Sam Altman, CEO da OpenAI, e Bill Gates concordam em um ponto crucial sobre o futuro da inteligência artificial: o valor não está mais no quanto você sabe, mas na sua capacidade de questionar. Segundo eles, formular perguntas eficazes será o diferencial na era da IA, abrindo novas possibilidades tanto no mercado quanto na inovação tecnológica.
A importância de fazer as perguntas certas
Para Sam Altman, o que definirá os profissionais do futuro é sua capacidade de identificar e formular as questões mais relevantes. Em entrevista ao podcast ReThinking, ele destacou: “Determinar quais perguntas fazer será mais importante do que conhecer a resposta.”
Essa perspectiva reflete a mudança no que é valorizado no ambiente de trabalho. Antigamente, ser um acumulador de dados e conhecimentos era suficiente para ser considerado inteligente. Hoje, a habilidade de conectar informações, reconhecer padrões e sintetizar ideias é muito mais valorizada.
Bill Gates e sua abordagem às perguntas
Bill Gates compartilha dessa visão. Em seu blog pessoal, ele revelou que utiliza perguntas estratégicas para resolver problemas desde os tempos de Microsoft. Segundo Gates, o segredo para abordar desafios complexos, como a pandemia de COVID-19, está em começar com as perguntas certas. “Esse método é o que me permite encontrar respostas e soluções de maneira mais eficiente”, escreveu.
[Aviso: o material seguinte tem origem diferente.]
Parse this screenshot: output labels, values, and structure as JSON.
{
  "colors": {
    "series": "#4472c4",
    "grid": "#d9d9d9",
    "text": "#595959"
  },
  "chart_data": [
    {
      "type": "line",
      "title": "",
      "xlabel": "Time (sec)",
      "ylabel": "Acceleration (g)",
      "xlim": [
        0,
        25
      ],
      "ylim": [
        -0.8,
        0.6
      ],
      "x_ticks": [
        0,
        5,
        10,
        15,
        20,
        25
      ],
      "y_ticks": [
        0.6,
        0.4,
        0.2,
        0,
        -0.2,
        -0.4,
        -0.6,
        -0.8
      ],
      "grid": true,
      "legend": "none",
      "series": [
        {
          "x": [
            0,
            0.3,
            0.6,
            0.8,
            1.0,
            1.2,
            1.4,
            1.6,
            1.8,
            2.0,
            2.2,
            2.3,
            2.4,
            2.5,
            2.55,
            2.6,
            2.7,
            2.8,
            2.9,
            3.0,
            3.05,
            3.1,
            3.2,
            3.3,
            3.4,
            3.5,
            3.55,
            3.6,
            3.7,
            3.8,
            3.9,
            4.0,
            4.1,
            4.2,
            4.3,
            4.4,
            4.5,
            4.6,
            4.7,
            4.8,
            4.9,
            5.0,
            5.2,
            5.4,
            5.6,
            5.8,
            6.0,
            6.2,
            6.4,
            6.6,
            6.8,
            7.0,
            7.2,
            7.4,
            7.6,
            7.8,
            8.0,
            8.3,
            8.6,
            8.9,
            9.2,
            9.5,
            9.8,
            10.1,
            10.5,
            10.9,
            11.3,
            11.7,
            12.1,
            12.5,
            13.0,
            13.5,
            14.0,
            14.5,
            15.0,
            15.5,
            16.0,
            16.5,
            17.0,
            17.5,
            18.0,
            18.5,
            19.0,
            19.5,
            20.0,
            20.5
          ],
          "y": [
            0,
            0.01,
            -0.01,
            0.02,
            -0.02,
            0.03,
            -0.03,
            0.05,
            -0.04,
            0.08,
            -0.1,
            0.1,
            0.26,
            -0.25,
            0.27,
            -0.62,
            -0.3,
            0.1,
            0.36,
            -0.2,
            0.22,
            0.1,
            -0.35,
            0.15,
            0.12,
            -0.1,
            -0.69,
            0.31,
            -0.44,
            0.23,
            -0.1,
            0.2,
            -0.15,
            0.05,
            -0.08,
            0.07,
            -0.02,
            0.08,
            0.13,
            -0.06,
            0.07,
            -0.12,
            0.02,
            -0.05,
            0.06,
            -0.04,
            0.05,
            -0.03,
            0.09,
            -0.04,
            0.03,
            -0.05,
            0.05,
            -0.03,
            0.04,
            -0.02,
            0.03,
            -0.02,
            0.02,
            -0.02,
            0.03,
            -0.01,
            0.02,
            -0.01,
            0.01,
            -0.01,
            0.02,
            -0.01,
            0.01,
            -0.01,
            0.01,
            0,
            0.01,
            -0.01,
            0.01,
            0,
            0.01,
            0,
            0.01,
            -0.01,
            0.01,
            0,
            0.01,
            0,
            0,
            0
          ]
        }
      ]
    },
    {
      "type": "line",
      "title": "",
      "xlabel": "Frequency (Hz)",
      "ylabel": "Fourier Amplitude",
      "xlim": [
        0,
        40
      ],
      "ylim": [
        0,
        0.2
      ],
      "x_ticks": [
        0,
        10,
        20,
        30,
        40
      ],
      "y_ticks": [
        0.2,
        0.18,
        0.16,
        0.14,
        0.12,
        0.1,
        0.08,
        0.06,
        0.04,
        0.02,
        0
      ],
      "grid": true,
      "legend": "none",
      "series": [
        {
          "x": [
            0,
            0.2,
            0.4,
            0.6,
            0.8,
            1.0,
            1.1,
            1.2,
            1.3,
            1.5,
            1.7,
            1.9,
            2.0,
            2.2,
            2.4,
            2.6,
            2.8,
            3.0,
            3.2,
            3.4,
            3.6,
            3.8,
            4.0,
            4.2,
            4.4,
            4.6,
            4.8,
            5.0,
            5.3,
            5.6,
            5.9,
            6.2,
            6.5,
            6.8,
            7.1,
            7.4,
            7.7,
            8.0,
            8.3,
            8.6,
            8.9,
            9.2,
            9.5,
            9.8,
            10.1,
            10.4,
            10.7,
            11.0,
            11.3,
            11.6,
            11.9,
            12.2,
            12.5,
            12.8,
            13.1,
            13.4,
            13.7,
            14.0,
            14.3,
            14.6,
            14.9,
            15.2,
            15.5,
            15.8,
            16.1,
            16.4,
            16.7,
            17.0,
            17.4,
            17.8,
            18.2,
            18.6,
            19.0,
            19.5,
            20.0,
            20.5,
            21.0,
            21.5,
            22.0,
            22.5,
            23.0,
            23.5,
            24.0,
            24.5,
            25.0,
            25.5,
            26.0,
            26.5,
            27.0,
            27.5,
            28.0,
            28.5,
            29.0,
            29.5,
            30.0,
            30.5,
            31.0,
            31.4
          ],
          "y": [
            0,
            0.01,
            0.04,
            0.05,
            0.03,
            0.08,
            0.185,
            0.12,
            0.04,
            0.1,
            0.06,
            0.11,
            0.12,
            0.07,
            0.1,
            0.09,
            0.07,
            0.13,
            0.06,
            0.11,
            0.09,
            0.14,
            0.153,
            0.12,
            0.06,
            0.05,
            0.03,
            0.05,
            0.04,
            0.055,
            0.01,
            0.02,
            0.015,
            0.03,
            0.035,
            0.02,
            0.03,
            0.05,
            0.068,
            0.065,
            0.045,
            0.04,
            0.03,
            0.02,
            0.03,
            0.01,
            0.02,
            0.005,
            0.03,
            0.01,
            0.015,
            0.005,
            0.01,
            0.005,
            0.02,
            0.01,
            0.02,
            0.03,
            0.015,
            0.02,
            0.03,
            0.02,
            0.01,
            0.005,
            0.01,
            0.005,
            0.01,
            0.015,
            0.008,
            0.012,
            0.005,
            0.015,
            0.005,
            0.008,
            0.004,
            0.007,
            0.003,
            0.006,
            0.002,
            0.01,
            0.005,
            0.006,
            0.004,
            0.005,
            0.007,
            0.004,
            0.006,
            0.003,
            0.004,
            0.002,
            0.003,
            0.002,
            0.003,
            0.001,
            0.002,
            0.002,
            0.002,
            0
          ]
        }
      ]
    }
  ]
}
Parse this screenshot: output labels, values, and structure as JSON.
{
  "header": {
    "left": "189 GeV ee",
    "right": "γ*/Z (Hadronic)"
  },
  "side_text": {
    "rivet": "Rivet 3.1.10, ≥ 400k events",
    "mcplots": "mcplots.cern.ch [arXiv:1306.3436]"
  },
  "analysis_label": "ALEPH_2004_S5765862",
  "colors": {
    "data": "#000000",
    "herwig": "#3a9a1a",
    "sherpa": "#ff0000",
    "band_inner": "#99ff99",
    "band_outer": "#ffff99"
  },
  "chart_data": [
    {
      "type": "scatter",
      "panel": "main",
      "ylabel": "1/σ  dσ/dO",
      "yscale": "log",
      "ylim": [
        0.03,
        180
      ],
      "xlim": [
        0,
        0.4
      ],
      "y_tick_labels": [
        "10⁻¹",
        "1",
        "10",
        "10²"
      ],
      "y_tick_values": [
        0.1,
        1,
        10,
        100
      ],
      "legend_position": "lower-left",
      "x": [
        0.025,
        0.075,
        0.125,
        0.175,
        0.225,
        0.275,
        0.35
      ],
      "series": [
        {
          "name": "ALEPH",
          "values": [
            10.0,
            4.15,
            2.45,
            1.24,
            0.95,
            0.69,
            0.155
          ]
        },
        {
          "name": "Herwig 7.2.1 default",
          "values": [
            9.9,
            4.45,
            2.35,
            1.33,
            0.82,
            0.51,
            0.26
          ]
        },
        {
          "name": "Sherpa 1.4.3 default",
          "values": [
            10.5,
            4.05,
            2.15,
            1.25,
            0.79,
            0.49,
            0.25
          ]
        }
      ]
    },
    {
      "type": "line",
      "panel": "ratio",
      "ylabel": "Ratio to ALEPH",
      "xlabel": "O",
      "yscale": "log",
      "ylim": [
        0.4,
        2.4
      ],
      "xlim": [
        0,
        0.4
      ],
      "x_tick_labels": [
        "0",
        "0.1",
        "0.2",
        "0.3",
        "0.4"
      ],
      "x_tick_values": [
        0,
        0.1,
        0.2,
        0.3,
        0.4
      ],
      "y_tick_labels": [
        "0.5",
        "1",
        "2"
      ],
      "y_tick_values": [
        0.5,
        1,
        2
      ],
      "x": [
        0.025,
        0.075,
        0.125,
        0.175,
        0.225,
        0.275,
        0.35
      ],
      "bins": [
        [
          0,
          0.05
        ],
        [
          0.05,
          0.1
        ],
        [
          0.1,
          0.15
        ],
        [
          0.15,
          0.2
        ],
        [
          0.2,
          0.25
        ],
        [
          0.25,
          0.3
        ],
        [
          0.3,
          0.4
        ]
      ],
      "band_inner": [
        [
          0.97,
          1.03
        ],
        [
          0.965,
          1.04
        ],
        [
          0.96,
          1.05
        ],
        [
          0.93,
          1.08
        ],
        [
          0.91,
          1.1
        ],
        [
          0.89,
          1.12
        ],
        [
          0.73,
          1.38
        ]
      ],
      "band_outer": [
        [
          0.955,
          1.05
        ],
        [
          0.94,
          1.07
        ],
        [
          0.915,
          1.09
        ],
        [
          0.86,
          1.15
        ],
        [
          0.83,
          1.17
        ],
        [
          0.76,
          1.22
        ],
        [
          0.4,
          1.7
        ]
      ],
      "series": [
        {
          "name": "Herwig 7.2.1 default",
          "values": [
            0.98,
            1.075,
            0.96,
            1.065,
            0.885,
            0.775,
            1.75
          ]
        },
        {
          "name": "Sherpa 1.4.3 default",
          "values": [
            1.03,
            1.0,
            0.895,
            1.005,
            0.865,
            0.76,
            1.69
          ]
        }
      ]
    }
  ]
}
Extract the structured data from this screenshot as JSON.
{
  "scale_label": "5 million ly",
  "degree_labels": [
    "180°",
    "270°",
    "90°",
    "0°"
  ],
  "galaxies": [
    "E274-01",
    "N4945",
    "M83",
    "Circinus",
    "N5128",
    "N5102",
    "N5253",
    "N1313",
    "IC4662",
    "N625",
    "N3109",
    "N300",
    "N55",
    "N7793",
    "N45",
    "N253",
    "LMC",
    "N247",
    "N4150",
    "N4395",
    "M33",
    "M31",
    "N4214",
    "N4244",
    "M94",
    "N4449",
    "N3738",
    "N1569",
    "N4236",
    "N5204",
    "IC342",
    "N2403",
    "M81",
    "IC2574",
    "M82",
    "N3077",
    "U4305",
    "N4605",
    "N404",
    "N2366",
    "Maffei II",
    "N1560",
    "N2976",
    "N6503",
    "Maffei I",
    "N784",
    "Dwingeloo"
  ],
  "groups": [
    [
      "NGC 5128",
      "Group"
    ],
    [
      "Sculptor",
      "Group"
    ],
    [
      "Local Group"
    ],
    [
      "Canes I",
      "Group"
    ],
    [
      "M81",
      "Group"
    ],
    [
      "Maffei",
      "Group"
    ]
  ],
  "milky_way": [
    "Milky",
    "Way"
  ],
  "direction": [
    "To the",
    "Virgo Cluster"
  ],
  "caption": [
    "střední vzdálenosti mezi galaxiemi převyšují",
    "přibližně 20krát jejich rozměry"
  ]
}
Um novo perfil profissional: o designer de perguntas
Com a ascensão da IA generativa, como os modelos desenvolvidos pela OpenAI, surge uma nova profissão: o designer de perguntas. Esse profissional será responsável por criar interações eficazes entre humanos e ferramentas de IA, garantindo que as perguntas feitas aos sistemas sejam claras e estratégicas.
Empresas como IBM já reconhecem o valor desse papel. Lydia Logan, vice-presidente de educação global da IBM, afirmou que esse perfil está se tornando altamente valorizado nos Estados Unidos, com salários competitivos. Segundo ela, “se você não faz a pergunta certa, a IA não dará a resposta certa. É como dizem: lixo que entra, lixo que sai.”
Curiosidade e adaptabilidade: as habilidades do futuro
A capacidade de fazer perguntas relevantes está diretamente ligada a habilidades comportamentais como curiosidade, adaptabilidade e aprendizado ativo. De acordo com Mark Zuckerberg, as empresas valorizam cada vez mais essas qualidades em detrimento de diplomas formais.
Com o rápido avanço da tecnologia, o conhecimento técnico pode se tornar obsoleto rapidamente, enquanto a mentalidade de crescimento e a capacidade de aprender continuam sendo essenciais. O relatório Competências mais demandadas para 2025 da Randstad confirma que a mentalidade de crescimento será uma das habilidades mais procuradas no mercado de trabalho.
IA e o papel do intelecto humano
Embora a IA assuma tarefas administrativas repetitivas, Altman acredita que ela nunca substituirá completamente o intelecto humano e o pensamento criativo. Segundo ele, as pessoas ainda serão indispensáveis para ensinar a tecnologia a desenvolver pensamento crítico e gerar ideias inovadoras.
Altman descreveu sua maior alegria profissional como “raciocinar de forma criativa sobre um problema e encontrar uma resposta que ninguém havia descoberto antes.” Ele aposta em uma nova forma de resolver problemas, baseada no questionamento de princípios fundamentais.
Conclusão
A visão compartilhada por Sam Altman e Bill Gates nos desafia a repensar o que significa ser valioso no mercado de trabalho e na sociedade. Mais do que acumular conhecimentos, a chave para o futuro será a habilidade de questionar, conectar e criar. Em um mundo moldado pela IA, as perguntas certas podem ser o início de grandes inovações.